No matter how badly he wanted to beat Notre Dame in the late 1980s and early 1990s, Crum Sr. had grown to respect the school and its football program.
"Educationally, it's one of the best institutions in America,'' Crum Sr. said. "Area-wise, it's a great location because he's somewhat like me in that he's laid-back. It isn't a party town by any means, and we've never been that type. In my opinion, it was a perfect thing for him."
Of course, Crum Sr. has an easier time cheering for the Irish now that Notre Dame and Miami don't face each other anymore. The two teams haven't met since 1990, when Notre Dame defeated Miami 29-20 during the elder Crum's senior season.
Crum Jr. wonders who his father would root for if Notre Dame and Miami squared off in a bowl game this year.
"It would be a tough decision," Crum Jr. said. "Make sure you ask him. I need to know the answer."
Crum Sr.'s response revealed his divided loyalties.
"I would stand in the end zone and root for whoever scored at that end," Crum Sr. said. "I still have a great deal of Notre Dame gear as well as Miami gear. I wear them both. I remember one time I wore a Miami shirt on campus, and he said, 'Dad, don't do that.' I was like, 'Hey, I've got to represent my school sometime.' ''
Crum Jr. has done quite a good job of representing his own school.
The former three-star prospect has started 25 consecutive games over the last two seasons. Crum Jr. led the Irish with 100 overall tackles last season while also collecting 10 tackles for loss and four sacks.

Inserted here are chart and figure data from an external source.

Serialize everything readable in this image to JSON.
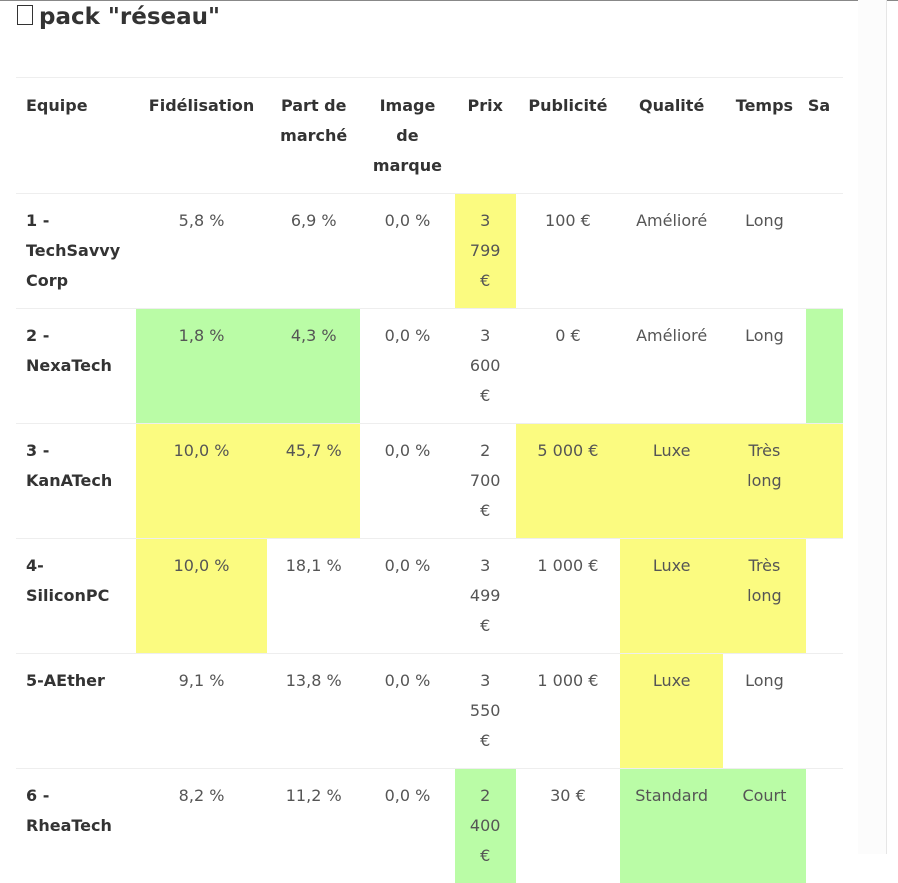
{
  "page": {
    "title": "pack \"réseau\""
  },
  "table": {
    "columns": [
      "Equipe",
      "Fidélisation",
      "Part de marché",
      "Image de marque",
      "Prix",
      "Publicité",
      "Qualité",
      "Temps",
      "Sa"
    ],
    "rows": [
      {
        "team": "1 - TechSavvy Corp",
        "fidelisation": "5,8 %",
        "part_de_marche": "6,9 %",
        "image_de_marque": "0,0 %",
        "prix": "3 799 €",
        "publicite": "100 €",
        "qualite": "Amélioré",
        "temps": "Long",
        "sa": ""
      },
      {
        "team": "2 - NexaTech",
        "fidelisation": "1,8 %",
        "part_de_marche": "4,3 %",
        "image_de_marque": "0,0 %",
        "prix": "3 600 €",
        "publicite": "0 €",
        "qualite": "Amélioré",
        "temps": "Long",
        "sa": ""
      },
      {
        "team": "3 - KanATech",
        "fidelisation": "10,0 %",
        "part_de_marche": "45,7 %",
        "image_de_marque": "0,0 %",
        "prix": "2 700 €",
        "publicite": "5 000 €",
        "qualite": "Luxe",
        "temps": "Très long",
        "sa": ""
      },
      {
        "team": "4- SiliconPC",
        "fidelisation": "10,0 %",
        "part_de_marche": "18,1 %",
        "image_de_marque": "0,0 %",
        "prix": "3 499 €",
        "publicite": "1 000 €",
        "qualite": "Luxe",
        "temps": "Très long",
        "sa": ""
      },
      {
        "team": "5-AEther",
        "fidelisation": "9,1 %",
        "part_de_marche": "13,8 %",
        "image_de_marque": "0,0 %",
        "prix": "3 550 €",
        "publicite": "1 000 €",
        "qualite": "Luxe",
        "temps": "Long",
        "sa": ""
      },
      {
        "team": "6 - RheaTech",
        "fidelisation": "8,2 %",
        "part_de_marche": "11,2 %",
        "image_de_marque": "0,0 %",
        "prix": "2 400 €",
        "publicite": "30 €",
        "qualite": "Standard",
        "temps": "Court",
        "sa": ""
      }
    ]
  },
  "highlight_colors": {
    "yellow": "#fbfb80",
    "green": "#bafca6"
  }
}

Crum embraced his new role as a team captain this spring while also adjusting to Notre Dame's move to a 3-4 scheme under first-year defensive coordinator Corwin Brown.

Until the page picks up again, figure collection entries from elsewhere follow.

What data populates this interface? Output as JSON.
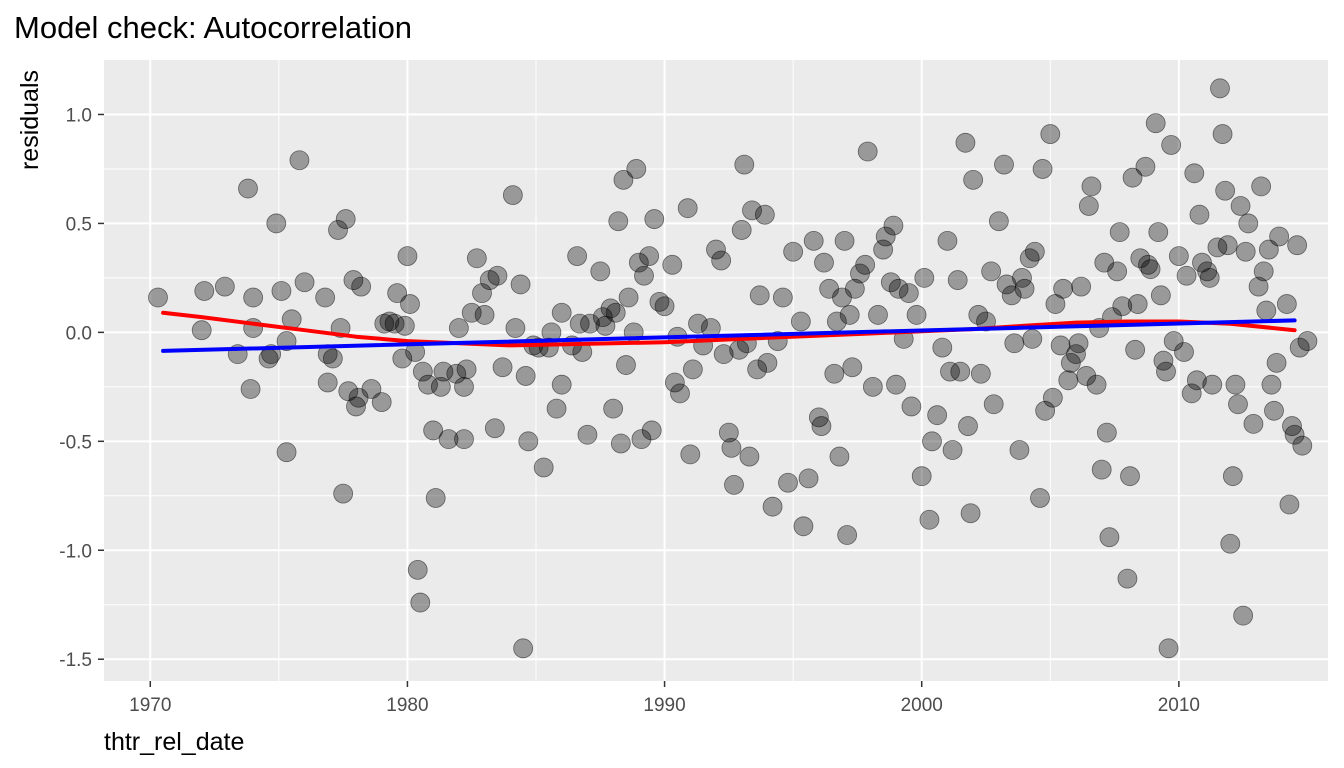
{
  "chart_data": {
    "type": "scatter",
    "title": "Model check: Autocorrelation",
    "xlabel": "thtr_rel_date",
    "ylabel": "residuals",
    "xlim": [
      1968.2,
      2015.8
    ],
    "ylim": [
      -1.6,
      1.25
    ],
    "x_ticks": [
      1970,
      1980,
      1990,
      2000,
      2010
    ],
    "x_tick_labels": [
      "1970",
      "1980",
      "1990",
      "2000",
      "2010"
    ],
    "y_ticks": [
      1.0,
      0.5,
      0.0,
      -0.5,
      -1.0,
      -1.5
    ],
    "y_tick_labels": [
      "1.0",
      "0.5",
      "0.0",
      "-0.5",
      "-1.0",
      "-1.5"
    ],
    "grid": true,
    "background": "#ebebeb",
    "point_color": "#000000",
    "point_opacity": 0.35,
    "points": [
      [
        1970.3,
        0.16
      ],
      [
        1972.0,
        0.01
      ],
      [
        1972.1,
        0.19
      ],
      [
        1972.9,
        0.21
      ],
      [
        1973.4,
        -0.1
      ],
      [
        1973.8,
        0.66
      ],
      [
        1973.9,
        -0.26
      ],
      [
        1974.0,
        0.16
      ],
      [
        1974.0,
        0.02
      ],
      [
        1974.6,
        -0.12
      ],
      [
        1974.7,
        -0.1
      ],
      [
        1974.9,
        0.5
      ],
      [
        1975.1,
        0.19
      ],
      [
        1975.3,
        -0.04
      ],
      [
        1975.3,
        -0.55
      ],
      [
        1975.5,
        0.06
      ],
      [
        1975.8,
        0.79
      ],
      [
        1976.0,
        0.23
      ],
      [
        1976.8,
        0.16
      ],
      [
        1976.9,
        -0.1
      ],
      [
        1976.9,
        -0.23
      ],
      [
        1977.1,
        -0.12
      ],
      [
        1977.3,
        0.47
      ],
      [
        1977.4,
        0.02
      ],
      [
        1977.5,
        -0.74
      ],
      [
        1977.6,
        0.52
      ],
      [
        1977.7,
        -0.27
      ],
      [
        1977.9,
        0.24
      ],
      [
        1978.0,
        -0.34
      ],
      [
        1978.1,
        -0.3
      ],
      [
        1978.2,
        0.21
      ],
      [
        1978.6,
        -0.26
      ],
      [
        1979.0,
        -0.32
      ],
      [
        1979.1,
        0.04
      ],
      [
        1979.3,
        0.05
      ],
      [
        1979.5,
        0.04
      ],
      [
        1979.6,
        0.18
      ],
      [
        1979.8,
        -0.12
      ],
      [
        1979.9,
        0.03
      ],
      [
        1980.0,
        0.35
      ],
      [
        1980.1,
        0.13
      ],
      [
        1980.3,
        -0.09
      ],
      [
        1980.4,
        -1.09
      ],
      [
        1980.5,
        -1.24
      ],
      [
        1980.6,
        -0.18
      ],
      [
        1980.8,
        -0.24
      ],
      [
        1981.0,
        -0.45
      ],
      [
        1981.1,
        -0.76
      ],
      [
        1981.3,
        -0.25
      ],
      [
        1981.4,
        -0.18
      ],
      [
        1981.6,
        -0.49
      ],
      [
        1981.9,
        -0.19
      ],
      [
        1982.0,
        0.02
      ],
      [
        1982.2,
        -0.25
      ],
      [
        1982.2,
        -0.49
      ],
      [
        1982.3,
        -0.17
      ],
      [
        1982.5,
        0.09
      ],
      [
        1982.7,
        0.34
      ],
      [
        1982.9,
        0.18
      ],
      [
        1983.0,
        0.08
      ],
      [
        1983.2,
        0.24
      ],
      [
        1983.4,
        -0.44
      ],
      [
        1983.5,
        0.26
      ],
      [
        1983.7,
        -0.16
      ],
      [
        1984.1,
        0.63
      ],
      [
        1984.2,
        0.02
      ],
      [
        1984.4,
        0.22
      ],
      [
        1984.5,
        -1.45
      ],
      [
        1984.6,
        -0.2
      ],
      [
        1984.7,
        -0.5
      ],
      [
        1984.9,
        -0.06
      ],
      [
        1985.1,
        -0.07
      ],
      [
        1985.3,
        -0.62
      ],
      [
        1985.5,
        -0.07
      ],
      [
        1985.6,
        0.0
      ],
      [
        1985.8,
        -0.35
      ],
      [
        1986.0,
        -0.24
      ],
      [
        1986.0,
        0.09
      ],
      [
        1986.4,
        -0.06
      ],
      [
        1986.6,
        0.35
      ],
      [
        1986.7,
        0.04
      ],
      [
        1986.8,
        -0.09
      ],
      [
        1987.0,
        -0.47
      ],
      [
        1987.1,
        0.04
      ],
      [
        1987.5,
        0.28
      ],
      [
        1987.6,
        0.07
      ],
      [
        1987.7,
        0.03
      ],
      [
        1987.9,
        0.11
      ],
      [
        1988.0,
        -0.35
      ],
      [
        1988.1,
        0.09
      ],
      [
        1988.2,
        0.51
      ],
      [
        1988.3,
        -0.51
      ],
      [
        1988.4,
        0.7
      ],
      [
        1988.5,
        -0.15
      ],
      [
        1988.6,
        0.16
      ],
      [
        1988.8,
        0.0
      ],
      [
        1988.9,
        0.75
      ],
      [
        1989.0,
        0.32
      ],
      [
        1989.1,
        -0.49
      ],
      [
        1989.2,
        0.26
      ],
      [
        1989.4,
        0.35
      ],
      [
        1989.5,
        -0.45
      ],
      [
        1989.6,
        0.52
      ],
      [
        1989.8,
        0.14
      ],
      [
        1990.0,
        0.12
      ],
      [
        1990.3,
        0.31
      ],
      [
        1990.4,
        -0.23
      ],
      [
        1990.5,
        -0.02
      ],
      [
        1990.6,
        -0.28
      ],
      [
        1990.9,
        0.57
      ],
      [
        1991.0,
        -0.56
      ],
      [
        1991.1,
        -0.17
      ],
      [
        1991.3,
        0.04
      ],
      [
        1991.5,
        -0.06
      ],
      [
        1991.8,
        0.02
      ],
      [
        1992.0,
        0.38
      ],
      [
        1992.2,
        0.33
      ],
      [
        1992.3,
        -0.1
      ],
      [
        1992.5,
        -0.46
      ],
      [
        1992.6,
        -0.53
      ],
      [
        1992.7,
        -0.7
      ],
      [
        1992.9,
        -0.08
      ],
      [
        1993.0,
        0.47
      ],
      [
        1993.1,
        0.77
      ],
      [
        1993.2,
        -0.05
      ],
      [
        1993.3,
        -0.57
      ],
      [
        1993.4,
        0.56
      ],
      [
        1993.6,
        -0.17
      ],
      [
        1993.7,
        0.17
      ],
      [
        1993.9,
        0.54
      ],
      [
        1994.0,
        -0.14
      ],
      [
        1994.2,
        -0.8
      ],
      [
        1994.4,
        -0.04
      ],
      [
        1994.6,
        0.16
      ],
      [
        1994.8,
        -0.69
      ],
      [
        1995.0,
        0.37
      ],
      [
        1995.3,
        0.05
      ],
      [
        1995.4,
        -0.89
      ],
      [
        1995.6,
        -0.67
      ],
      [
        1995.8,
        0.42
      ],
      [
        1996.0,
        -0.39
      ],
      [
        1996.1,
        -0.43
      ],
      [
        1996.2,
        0.32
      ],
      [
        1996.4,
        0.2
      ],
      [
        1996.6,
        -0.19
      ],
      [
        1996.7,
        0.05
      ],
      [
        1996.8,
        -0.57
      ],
      [
        1996.9,
        0.16
      ],
      [
        1997.0,
        0.42
      ],
      [
        1997.1,
        -0.93
      ],
      [
        1997.2,
        0.08
      ],
      [
        1997.3,
        -0.16
      ],
      [
        1997.4,
        0.2
      ],
      [
        1997.6,
        0.27
      ],
      [
        1997.8,
        0.31
      ],
      [
        1997.9,
        0.83
      ],
      [
        1998.1,
        -0.25
      ],
      [
        1998.3,
        0.08
      ],
      [
        1998.5,
        0.38
      ],
      [
        1998.6,
        0.44
      ],
      [
        1998.8,
        0.23
      ],
      [
        1998.9,
        0.49
      ],
      [
        1999.0,
        -0.24
      ],
      [
        1999.1,
        0.2
      ],
      [
        1999.3,
        -0.03
      ],
      [
        1999.5,
        0.18
      ],
      [
        1999.6,
        -0.34
      ],
      [
        1999.8,
        0.08
      ],
      [
        2000.0,
        -0.66
      ],
      [
        2000.1,
        0.25
      ],
      [
        2000.3,
        -0.86
      ],
      [
        2000.4,
        -0.5
      ],
      [
        2000.6,
        -0.38
      ],
      [
        2000.8,
        -0.07
      ],
      [
        2001.0,
        0.42
      ],
      [
        2001.1,
        -0.18
      ],
      [
        2001.2,
        -0.54
      ],
      [
        2001.4,
        0.24
      ],
      [
        2001.5,
        -0.18
      ],
      [
        2001.7,
        0.87
      ],
      [
        2001.8,
        -0.43
      ],
      [
        2001.9,
        -0.83
      ],
      [
        2002.0,
        0.7
      ],
      [
        2002.2,
        0.08
      ],
      [
        2002.3,
        -0.19
      ],
      [
        2002.5,
        0.05
      ],
      [
        2002.7,
        0.28
      ],
      [
        2002.8,
        -0.33
      ],
      [
        2003.0,
        0.51
      ],
      [
        2003.2,
        0.77
      ],
      [
        2003.3,
        0.22
      ],
      [
        2003.5,
        0.17
      ],
      [
        2003.6,
        -0.05
      ],
      [
        2003.8,
        -0.54
      ],
      [
        2003.9,
        0.25
      ],
      [
        2004.0,
        0.2
      ],
      [
        2004.2,
        0.34
      ],
      [
        2004.3,
        -0.03
      ],
      [
        2004.4,
        0.37
      ],
      [
        2004.6,
        -0.76
      ],
      [
        2004.7,
        0.75
      ],
      [
        2004.8,
        -0.36
      ],
      [
        2005.0,
        0.91
      ],
      [
        2005.1,
        -0.3
      ],
      [
        2005.2,
        0.13
      ],
      [
        2005.4,
        -0.06
      ],
      [
        2005.5,
        0.2
      ],
      [
        2005.7,
        -0.22
      ],
      [
        2005.8,
        -0.14
      ],
      [
        2006.0,
        -0.1
      ],
      [
        2006.1,
        -0.05
      ],
      [
        2006.2,
        0.21
      ],
      [
        2006.4,
        -0.2
      ],
      [
        2006.5,
        0.58
      ],
      [
        2006.6,
        0.67
      ],
      [
        2006.8,
        -0.24
      ],
      [
        2006.9,
        0.02
      ],
      [
        2007.0,
        -0.63
      ],
      [
        2007.1,
        0.32
      ],
      [
        2007.2,
        -0.46
      ],
      [
        2007.3,
        -0.94
      ],
      [
        2007.4,
        0.07
      ],
      [
        2007.6,
        0.28
      ],
      [
        2007.7,
        0.46
      ],
      [
        2007.8,
        0.12
      ],
      [
        2008.0,
        -1.13
      ],
      [
        2008.1,
        -0.66
      ],
      [
        2008.2,
        0.71
      ],
      [
        2008.3,
        -0.08
      ],
      [
        2008.4,
        0.13
      ],
      [
        2008.5,
        0.34
      ],
      [
        2008.7,
        0.76
      ],
      [
        2008.8,
        0.31
      ],
      [
        2008.9,
        0.29
      ],
      [
        2009.1,
        0.96
      ],
      [
        2009.2,
        0.46
      ],
      [
        2009.3,
        0.17
      ],
      [
        2009.4,
        -0.13
      ],
      [
        2009.5,
        -0.18
      ],
      [
        2009.6,
        -1.45
      ],
      [
        2009.7,
        0.86
      ],
      [
        2009.8,
        -0.04
      ],
      [
        2010.0,
        0.35
      ],
      [
        2010.2,
        -0.09
      ],
      [
        2010.3,
        0.26
      ],
      [
        2010.5,
        -0.28
      ],
      [
        2010.6,
        0.73
      ],
      [
        2010.7,
        -0.22
      ],
      [
        2010.8,
        0.54
      ],
      [
        2010.9,
        0.32
      ],
      [
        2011.1,
        0.28
      ],
      [
        2011.2,
        0.25
      ],
      [
        2011.3,
        -0.24
      ],
      [
        2011.5,
        0.39
      ],
      [
        2011.6,
        1.12
      ],
      [
        2011.7,
        0.91
      ],
      [
        2011.8,
        0.65
      ],
      [
        2011.9,
        0.4
      ],
      [
        2012.0,
        -0.97
      ],
      [
        2012.1,
        -0.66
      ],
      [
        2012.2,
        -0.24
      ],
      [
        2012.3,
        -0.33
      ],
      [
        2012.4,
        0.58
      ],
      [
        2012.5,
        -1.3
      ],
      [
        2012.6,
        0.37
      ],
      [
        2012.7,
        0.5
      ],
      [
        2012.9,
        -0.42
      ],
      [
        2013.1,
        0.21
      ],
      [
        2013.2,
        0.67
      ],
      [
        2013.3,
        0.28
      ],
      [
        2013.4,
        0.1
      ],
      [
        2013.5,
        0.38
      ],
      [
        2013.6,
        -0.24
      ],
      [
        2013.7,
        -0.36
      ],
      [
        2013.8,
        -0.14
      ],
      [
        2013.9,
        0.44
      ],
      [
        2014.2,
        0.13
      ],
      [
        2014.3,
        -0.79
      ],
      [
        2014.4,
        -0.43
      ],
      [
        2014.5,
        -0.47
      ],
      [
        2014.6,
        0.4
      ],
      [
        2014.7,
        -0.07
      ],
      [
        2014.8,
        -0.52
      ],
      [
        2015.0,
        -0.04
      ]
    ],
    "series": [
      {
        "color": "#ff0000",
        "x": [
          1970.5,
          1972,
          1974,
          1976,
          1978,
          1980,
          1982,
          1984,
          1986,
          1988,
          1990,
          1992,
          1994,
          1996,
          1998,
          2000,
          2002,
          2004,
          2006,
          2008,
          2010,
          2012,
          2014.5
        ],
        "y": [
          0.09,
          0.07,
          0.04,
          0.01,
          -0.02,
          -0.04,
          -0.05,
          -0.06,
          -0.055,
          -0.05,
          -0.045,
          -0.035,
          -0.025,
          -0.015,
          -0.005,
          0.005,
          0.015,
          0.03,
          0.045,
          0.05,
          0.05,
          0.04,
          0.01
        ]
      },
      {
        "color": "#0000ff",
        "x": [
          1970.5,
          2014.5
        ],
        "y": [
          -0.085,
          0.055
        ]
      }
    ]
  }
}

"That's what you want from older guys," Brown said. "You want them to show good leadership, go out and play well, play consistent, play error free and play with a lot of passion. He's done that."
Crum Jr.'s performance has even impressed his tough-to-please father. Crum Sr. marvels at his son's leadership skills and knowledge of the game.
But he's not quite ready to say his son has become the best football player in the family.
After all, the elder Crum Sr. was a first-team All-American who played on a pair of national championship teams. Those honors have eluded Crum Jr. thus far.
Crum Sr. also wants to see his son reach the end zone at least once in his college career.
"Until he scores a touchdown in college, he won't compare,'' the elder Crum said. "I had a few interceptions and a couple of touchdowns on the defensive side of the ball. Until he gets to that point, he can't compare.''
If Crum Jr. does manage to score a couple of touchdowns for the Irish this fall, there's only one way to solve the debate over who's the better athlete.
They'll have to put that garbage can back in the street and settle things once and for all.